Agregar comportamentos
Seja por estarem unidos na dificuldade de ler letras pequeninas (sentida a partir dos 40 anos), na importância que dão à redução do plástico de utilização única, nas soluções de conveniência, na solicitação de produtos bio ou nas propostas de bem-estar, certo é que o consumidor mudou.
«As evoluções sociais empoderaram o consumidor, levando-o a exigir uma grande atenção por parte das marcas. O consumidor exige soluções desenhadas para si e quer ter voz activa na construção das marcas», sublinha Catarina Freire, lembrando que isso cria pressão para as marcas para responderem de forma personalizada. E também aqui os dados podem dar uma ajuda de maneira a responder da forma mais adequada para cada um destes geradores de opinião. Manuel Paula lembra ainda que o que estes novos consumidores exigem que as marcas tenham políticas sociais genuínas e que o tenham de forma proactiva.
Um mercado crescente
Com clientes oriundos de diversas partes do globo, é de fora da União Europeia – sobretudo de países como Brasil, China, Angola, EUA e Reino Unido – que chega a maior parte dos estrangeiros que visita o El Corte Inglés. Um público que pesa mais pela venda do que pelo número de pessoas.

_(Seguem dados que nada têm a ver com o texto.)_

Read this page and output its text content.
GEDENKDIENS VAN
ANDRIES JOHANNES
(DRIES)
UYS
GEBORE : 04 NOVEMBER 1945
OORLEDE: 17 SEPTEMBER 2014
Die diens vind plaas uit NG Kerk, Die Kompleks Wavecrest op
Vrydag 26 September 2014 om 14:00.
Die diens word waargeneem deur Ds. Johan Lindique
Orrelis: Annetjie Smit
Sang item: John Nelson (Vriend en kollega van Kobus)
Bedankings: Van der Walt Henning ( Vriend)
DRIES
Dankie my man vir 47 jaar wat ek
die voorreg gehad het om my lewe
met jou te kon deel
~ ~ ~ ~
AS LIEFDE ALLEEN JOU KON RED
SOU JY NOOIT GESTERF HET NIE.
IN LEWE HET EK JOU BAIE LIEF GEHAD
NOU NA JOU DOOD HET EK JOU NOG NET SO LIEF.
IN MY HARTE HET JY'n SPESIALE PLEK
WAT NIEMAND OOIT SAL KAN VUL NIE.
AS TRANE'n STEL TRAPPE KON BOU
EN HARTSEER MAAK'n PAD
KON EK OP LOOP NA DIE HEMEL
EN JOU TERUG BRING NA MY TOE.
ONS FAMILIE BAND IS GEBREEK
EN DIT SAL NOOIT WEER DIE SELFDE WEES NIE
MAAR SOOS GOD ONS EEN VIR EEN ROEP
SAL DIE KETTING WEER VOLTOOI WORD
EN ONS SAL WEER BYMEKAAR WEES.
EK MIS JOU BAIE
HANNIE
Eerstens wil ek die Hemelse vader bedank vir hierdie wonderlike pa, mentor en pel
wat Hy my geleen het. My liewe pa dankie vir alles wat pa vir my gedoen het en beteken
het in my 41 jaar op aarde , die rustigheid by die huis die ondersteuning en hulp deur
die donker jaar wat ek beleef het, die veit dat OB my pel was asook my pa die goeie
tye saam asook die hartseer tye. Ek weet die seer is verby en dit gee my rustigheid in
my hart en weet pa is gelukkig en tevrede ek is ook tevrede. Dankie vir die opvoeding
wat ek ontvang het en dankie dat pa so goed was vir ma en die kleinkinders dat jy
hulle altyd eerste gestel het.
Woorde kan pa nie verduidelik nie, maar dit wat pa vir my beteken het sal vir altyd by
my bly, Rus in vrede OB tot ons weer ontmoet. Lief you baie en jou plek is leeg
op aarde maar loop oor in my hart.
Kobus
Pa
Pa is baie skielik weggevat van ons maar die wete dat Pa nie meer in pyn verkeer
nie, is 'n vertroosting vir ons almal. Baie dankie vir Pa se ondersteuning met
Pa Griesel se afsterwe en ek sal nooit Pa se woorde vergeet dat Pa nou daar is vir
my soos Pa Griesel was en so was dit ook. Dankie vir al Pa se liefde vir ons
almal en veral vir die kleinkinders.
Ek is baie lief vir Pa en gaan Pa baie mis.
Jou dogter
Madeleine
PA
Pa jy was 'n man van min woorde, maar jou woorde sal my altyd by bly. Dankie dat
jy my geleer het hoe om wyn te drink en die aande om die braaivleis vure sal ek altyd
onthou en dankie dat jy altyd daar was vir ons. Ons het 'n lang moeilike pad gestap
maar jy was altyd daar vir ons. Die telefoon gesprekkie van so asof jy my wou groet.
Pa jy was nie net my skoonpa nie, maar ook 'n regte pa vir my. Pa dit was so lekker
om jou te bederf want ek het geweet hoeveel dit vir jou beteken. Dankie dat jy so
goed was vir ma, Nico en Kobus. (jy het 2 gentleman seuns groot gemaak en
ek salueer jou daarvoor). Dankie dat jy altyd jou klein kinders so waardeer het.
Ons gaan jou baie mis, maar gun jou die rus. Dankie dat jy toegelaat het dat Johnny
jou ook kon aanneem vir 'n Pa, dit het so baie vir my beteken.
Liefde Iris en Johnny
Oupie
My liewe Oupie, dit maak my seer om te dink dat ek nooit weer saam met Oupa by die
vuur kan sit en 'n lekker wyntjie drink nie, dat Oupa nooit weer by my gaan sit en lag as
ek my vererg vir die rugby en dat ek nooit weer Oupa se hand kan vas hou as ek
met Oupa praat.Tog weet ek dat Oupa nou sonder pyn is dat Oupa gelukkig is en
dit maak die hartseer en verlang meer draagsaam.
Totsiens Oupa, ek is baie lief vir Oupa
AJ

Neste contexto os grandes armazéns desenvolveram uma série de facilitadores da vida destes clientes permitindo acrescentar níveis de serviço: criaram pontos de apoio de atendimento ao cliente em loja; têm uma base importante de colaboradores que falam uma segunda língua; e têm parcerias com hotéis para entregas.
Também a MC está desperta para esta realidade. «No caso do Continente, o crescimento da população estrangeira está a ser trabalhado através da segmentação e percebendo muito bem aquela que é a população residente em determinada trade area, adaptando a gama das lojas para aquelas que são as necessidades.» Neste contexto tem feito crescer a gama em algumas lojas com estas dinâmicas de multiculturalidade que se têm vindo a evidenciar em algumas zonas do País.

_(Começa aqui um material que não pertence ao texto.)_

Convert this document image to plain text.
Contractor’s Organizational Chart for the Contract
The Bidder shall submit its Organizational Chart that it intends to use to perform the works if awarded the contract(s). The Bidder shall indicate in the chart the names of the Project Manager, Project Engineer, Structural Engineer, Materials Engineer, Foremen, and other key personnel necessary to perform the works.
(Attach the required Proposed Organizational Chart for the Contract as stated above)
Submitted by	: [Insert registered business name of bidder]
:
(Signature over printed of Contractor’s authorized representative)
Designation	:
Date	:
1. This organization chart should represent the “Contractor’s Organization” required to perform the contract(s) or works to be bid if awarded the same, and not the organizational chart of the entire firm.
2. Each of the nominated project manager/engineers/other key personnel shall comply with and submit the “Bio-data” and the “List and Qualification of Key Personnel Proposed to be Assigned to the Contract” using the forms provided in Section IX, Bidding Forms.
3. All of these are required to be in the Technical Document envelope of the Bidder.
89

Liliana Bernardino explica que a proposta de valor e o posicionamento das marcas que têm ao nível do portfólio leva em consideração a informação do Cartão Continente (first party data – informação recolhida pela própria marca) e dados externos (3rd party data) como do INE, informações de meteorologia ou se há jogos de futebol perto daquela loja…
O Guaraná é um caso paradigmático de como as alterações sociais, no caso, o crescimento da comunidade brasileira em Portugal, alavancou o crescimento da marca. E ciente da sua importância a Sumol+Compal tem tido isso em consideração em acções específicas de ponto de venda no retalho e Horeca. «Há espaços em que faz mais sentido ter acções dessa marca. A marca tem essa consciência e adapta as suas estratégias de comunicação e de distribuição de acordo com essa realidade», revela Catarina Freire.
Mas há também alterações relacionadas com o crescimento do turismo, por exemplo, que provocam modificações àquele que era o padrão anterior de consumo de cerveja e de água com gás. «Todas estas alterações sociais, bem como a globalização e alteração dos hábitos, são notórias. Importa mapear, quantificar e desenhar, quando se justifica, estratégias específicas para responder», comenta a responsável.
Daí que o marketing tenha, hoje, de ser mais analítico. «Temos de conseguir bem quais as variáveis que explicam os comportamentos que queremos analisar. Existem cada vez mais dados, mas os dados por si não servem para nada. É preciso saber arrumá-los e saber organizar a informação de acordo com aquilo que estamos a querer explicar. É preciso uma combinação de informação qualitativa que ajude a perceber os porquês com informação quantitativa que ajuda a quantificar esses porquês. É na combinação das duas coisas que conseguimos perceber, marca a marca, segmento a segmento, onde é que faz sentido investir e como», finaliza a responsável da Sumol+Compal.